Re: dangers of bots on the mailing lists was Re: divide error in ___bpf_prog_run

From: Guenter Roeck
Date: Thu Jan 18 2018 - 09:10:24 EST


On Thu, Jan 18, 2018 at 5:01 AM, Dmitry Vyukov <dvyukov@xxxxxxxxxx> wrote:
> On Thu, Jan 18, 2018 at 2:09 AM, Theodore Ts'o <tytso@xxxxxxx> wrote:
>> On Wed, Jan 17, 2018 at 04:21:13PM -0800, Alexei Starovoitov wrote:
>>>
>>> If syzkaller can only test one tree than linux-next should be the one.
>>
>> Well, there's been some controversy about that.
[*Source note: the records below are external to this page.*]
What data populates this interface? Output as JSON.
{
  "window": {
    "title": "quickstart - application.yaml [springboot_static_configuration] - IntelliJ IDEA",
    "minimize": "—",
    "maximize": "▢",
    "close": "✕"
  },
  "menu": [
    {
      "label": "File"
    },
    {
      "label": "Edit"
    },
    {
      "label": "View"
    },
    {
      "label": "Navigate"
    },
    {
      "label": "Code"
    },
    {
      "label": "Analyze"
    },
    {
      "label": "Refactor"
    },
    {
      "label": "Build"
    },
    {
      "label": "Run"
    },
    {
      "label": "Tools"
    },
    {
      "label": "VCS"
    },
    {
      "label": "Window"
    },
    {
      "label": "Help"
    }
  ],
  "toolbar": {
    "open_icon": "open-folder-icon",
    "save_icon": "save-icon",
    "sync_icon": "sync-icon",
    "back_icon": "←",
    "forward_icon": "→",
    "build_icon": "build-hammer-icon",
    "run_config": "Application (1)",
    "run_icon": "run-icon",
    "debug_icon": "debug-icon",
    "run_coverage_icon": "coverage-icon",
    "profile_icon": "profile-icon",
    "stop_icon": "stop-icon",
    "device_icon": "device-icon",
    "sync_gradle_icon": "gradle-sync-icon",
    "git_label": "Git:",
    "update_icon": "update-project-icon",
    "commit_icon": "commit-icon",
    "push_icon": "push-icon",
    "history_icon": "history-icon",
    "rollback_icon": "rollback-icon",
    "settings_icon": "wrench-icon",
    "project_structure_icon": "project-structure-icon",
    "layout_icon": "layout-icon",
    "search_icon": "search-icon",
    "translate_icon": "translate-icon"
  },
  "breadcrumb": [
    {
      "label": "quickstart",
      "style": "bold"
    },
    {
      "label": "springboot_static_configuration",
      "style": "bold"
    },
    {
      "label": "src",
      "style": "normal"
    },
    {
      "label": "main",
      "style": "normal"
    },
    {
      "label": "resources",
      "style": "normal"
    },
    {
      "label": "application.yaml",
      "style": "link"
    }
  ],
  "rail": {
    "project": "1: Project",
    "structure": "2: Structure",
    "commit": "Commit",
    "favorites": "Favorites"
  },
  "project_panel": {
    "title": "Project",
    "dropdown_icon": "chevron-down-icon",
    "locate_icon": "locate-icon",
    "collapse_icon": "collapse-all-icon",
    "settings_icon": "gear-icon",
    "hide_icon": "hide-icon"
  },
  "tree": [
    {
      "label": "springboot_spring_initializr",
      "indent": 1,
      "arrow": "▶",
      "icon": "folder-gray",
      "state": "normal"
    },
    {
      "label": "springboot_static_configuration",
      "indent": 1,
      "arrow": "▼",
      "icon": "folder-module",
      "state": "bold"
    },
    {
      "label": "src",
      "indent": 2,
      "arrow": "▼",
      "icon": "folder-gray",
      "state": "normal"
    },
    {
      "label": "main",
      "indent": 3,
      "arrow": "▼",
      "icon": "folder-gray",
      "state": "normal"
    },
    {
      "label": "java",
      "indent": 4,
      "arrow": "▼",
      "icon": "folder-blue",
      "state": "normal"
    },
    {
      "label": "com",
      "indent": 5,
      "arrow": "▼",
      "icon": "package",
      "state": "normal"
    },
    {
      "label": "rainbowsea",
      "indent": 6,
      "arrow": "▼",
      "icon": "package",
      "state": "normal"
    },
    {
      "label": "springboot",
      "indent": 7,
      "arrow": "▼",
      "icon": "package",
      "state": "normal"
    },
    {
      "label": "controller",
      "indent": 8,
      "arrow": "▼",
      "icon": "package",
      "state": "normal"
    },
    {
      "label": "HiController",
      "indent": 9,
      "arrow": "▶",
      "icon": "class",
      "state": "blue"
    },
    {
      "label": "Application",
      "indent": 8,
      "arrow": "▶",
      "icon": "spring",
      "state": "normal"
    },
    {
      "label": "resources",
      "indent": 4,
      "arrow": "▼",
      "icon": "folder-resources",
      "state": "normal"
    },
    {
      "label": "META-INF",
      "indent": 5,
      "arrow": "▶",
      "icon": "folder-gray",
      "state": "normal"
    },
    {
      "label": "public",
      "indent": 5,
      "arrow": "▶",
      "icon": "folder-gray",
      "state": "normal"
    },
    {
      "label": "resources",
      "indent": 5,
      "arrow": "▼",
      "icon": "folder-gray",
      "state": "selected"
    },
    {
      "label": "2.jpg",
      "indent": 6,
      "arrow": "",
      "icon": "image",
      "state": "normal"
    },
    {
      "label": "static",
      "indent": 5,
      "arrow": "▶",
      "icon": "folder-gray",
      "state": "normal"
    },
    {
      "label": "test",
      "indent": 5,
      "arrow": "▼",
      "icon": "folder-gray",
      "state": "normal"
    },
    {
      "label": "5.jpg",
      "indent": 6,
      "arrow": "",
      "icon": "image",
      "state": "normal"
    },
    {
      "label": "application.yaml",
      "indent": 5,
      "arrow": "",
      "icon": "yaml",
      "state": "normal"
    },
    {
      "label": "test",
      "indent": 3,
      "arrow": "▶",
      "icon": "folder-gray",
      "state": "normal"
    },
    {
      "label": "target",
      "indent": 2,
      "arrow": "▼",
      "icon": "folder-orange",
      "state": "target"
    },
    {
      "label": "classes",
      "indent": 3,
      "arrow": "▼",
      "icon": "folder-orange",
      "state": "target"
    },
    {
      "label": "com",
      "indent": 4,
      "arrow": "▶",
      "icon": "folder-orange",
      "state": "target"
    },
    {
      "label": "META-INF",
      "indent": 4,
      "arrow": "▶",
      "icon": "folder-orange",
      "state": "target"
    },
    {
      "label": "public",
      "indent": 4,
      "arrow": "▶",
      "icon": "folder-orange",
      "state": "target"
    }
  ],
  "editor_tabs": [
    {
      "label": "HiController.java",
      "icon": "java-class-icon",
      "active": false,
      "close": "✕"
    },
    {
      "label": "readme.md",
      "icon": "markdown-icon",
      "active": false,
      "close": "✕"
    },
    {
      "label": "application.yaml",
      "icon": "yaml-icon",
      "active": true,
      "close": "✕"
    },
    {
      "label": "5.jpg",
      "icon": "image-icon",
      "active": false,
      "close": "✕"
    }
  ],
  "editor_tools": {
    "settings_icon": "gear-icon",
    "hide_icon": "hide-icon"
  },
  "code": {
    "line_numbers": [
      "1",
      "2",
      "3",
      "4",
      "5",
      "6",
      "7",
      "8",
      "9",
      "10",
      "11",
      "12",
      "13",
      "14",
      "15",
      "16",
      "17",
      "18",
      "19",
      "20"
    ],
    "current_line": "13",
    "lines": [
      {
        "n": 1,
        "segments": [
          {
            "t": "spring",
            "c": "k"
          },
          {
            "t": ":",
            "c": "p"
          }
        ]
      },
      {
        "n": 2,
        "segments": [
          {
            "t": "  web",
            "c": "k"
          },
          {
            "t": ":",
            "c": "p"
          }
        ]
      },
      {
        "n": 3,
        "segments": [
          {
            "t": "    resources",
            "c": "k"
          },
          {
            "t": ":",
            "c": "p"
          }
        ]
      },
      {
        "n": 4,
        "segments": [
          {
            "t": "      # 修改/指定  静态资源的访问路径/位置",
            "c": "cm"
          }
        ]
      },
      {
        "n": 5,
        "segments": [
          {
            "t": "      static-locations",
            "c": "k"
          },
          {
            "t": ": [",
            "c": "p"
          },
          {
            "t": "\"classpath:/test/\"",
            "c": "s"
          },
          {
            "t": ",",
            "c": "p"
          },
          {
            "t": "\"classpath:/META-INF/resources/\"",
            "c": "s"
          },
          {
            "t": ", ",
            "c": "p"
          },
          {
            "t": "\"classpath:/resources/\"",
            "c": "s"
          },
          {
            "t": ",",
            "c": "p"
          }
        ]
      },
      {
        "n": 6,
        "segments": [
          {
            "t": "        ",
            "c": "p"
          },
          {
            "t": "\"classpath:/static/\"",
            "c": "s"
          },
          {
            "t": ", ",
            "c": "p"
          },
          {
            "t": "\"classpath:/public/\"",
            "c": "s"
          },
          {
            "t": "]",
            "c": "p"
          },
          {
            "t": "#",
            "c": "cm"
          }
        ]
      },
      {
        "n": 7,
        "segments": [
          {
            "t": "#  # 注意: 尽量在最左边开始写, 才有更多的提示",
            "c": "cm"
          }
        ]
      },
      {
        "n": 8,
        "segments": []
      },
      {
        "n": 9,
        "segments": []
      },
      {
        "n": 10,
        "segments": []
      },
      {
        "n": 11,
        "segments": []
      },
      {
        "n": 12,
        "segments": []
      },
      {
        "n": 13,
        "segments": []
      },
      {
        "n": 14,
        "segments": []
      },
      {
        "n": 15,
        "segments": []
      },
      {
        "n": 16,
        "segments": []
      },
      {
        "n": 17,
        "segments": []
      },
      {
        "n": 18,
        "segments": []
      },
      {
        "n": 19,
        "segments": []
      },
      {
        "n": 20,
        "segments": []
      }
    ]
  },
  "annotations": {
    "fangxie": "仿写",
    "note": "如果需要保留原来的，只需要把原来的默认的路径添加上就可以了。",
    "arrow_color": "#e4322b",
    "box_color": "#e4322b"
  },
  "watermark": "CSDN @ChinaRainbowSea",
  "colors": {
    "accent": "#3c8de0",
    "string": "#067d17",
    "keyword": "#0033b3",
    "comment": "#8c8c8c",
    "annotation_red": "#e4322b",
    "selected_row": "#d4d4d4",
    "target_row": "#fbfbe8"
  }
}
The problem is that
>> it's often not clear if this is long-standing bug, or a bug which is
>> in a particular subsystem tree --- and if so, *which* subsystem tree,
>> etc. So it gets blasted to linux-kernel, and to get_maintainer.pl,
>> which is often not accurate --- since the location of the crash
>> doesn't necessarily point out where the problem originated, and hence
>> who should look at the syzbot report. And so this has caused
>> some.... irritation.
>
>
> Re set of tested trees.
>
> We now have an interesting spectrum of opinions.
>
> Some assorted thoughts on this:
>
> 1. First, "upstream is clean" won't happen any time soon. There are
> several reasons for this:
> - Currently syzkaller only tests a subset of subsystems that it knows
> how to test, even the ones that it tests it tests poorly. Over time
> it's improved to test most subsystems and existing subsystems better.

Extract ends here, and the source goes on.